Achraf Ayadi analyse les principaux indicateurs économiques de la Tunisie 2013 / 2014

Intervenant aujourd’hui dans le cadre d’une conférence sur les principales orientations du projet de loi de finances 2014, organisée par la CONECT, l’expert bancaire et financier tunisien, M. Achraf Ayadi a présenté une intervention vidéo enregistrée depuis Paris, ayant pour thème les principaux indicateurs économiques en 2013. Il a été question à travers cette communication des principaux indicateurs économiques, entre autres, la consommation et l’investissement.

D’après l’expert, force est de constater que l’investissement public a été défaillant en 2013 et même en 2012 : « Nous avons constaté que la consommation du budget d’investissement de l’Etat a été très faible, inférieure à 20% pour le premier semestre de l’année  2013 ». Selon lui, il y avait bien un budget disponible mais il n’a pas été consommé par l’Etat, dans une phase où l’investissement privé était en berne. Une erreur de management considère-t-il.

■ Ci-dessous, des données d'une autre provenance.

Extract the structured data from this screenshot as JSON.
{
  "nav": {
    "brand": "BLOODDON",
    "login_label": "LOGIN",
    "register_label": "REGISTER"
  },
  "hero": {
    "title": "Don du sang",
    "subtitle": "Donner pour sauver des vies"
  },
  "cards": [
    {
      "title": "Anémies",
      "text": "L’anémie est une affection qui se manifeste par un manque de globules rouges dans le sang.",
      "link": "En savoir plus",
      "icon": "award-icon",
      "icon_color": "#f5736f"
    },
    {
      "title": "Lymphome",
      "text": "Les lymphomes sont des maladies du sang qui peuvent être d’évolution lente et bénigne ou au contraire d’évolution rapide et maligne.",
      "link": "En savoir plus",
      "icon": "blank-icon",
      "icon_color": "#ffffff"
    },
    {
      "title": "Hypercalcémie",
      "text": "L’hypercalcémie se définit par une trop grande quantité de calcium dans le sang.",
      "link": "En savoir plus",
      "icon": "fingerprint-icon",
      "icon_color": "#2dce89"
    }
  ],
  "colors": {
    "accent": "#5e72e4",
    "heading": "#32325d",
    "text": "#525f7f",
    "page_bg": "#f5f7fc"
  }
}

Revenant sur l’investissement direct étranger, l’intervenant a mis en garde contre l’insécurité et l’instabilité politique « qui ont induit une baisse significative de ce type d’investissement, notamment dans les secteurs exportateurs », déclare-t-il.

Adressant des reproches à l’investissement local, il a constaté que la liquidité est disponible, mais cette liquidité n’alimente pas l’accroissement des capacités productives: il n’y a pas de création d’emplois, il n’y a pas d’agrandissement des capacités productives des entreprises. Avant de présager : « En revanche, il alimente une bulle immobilière, qui nous posera à l’avenir maints problèmes ».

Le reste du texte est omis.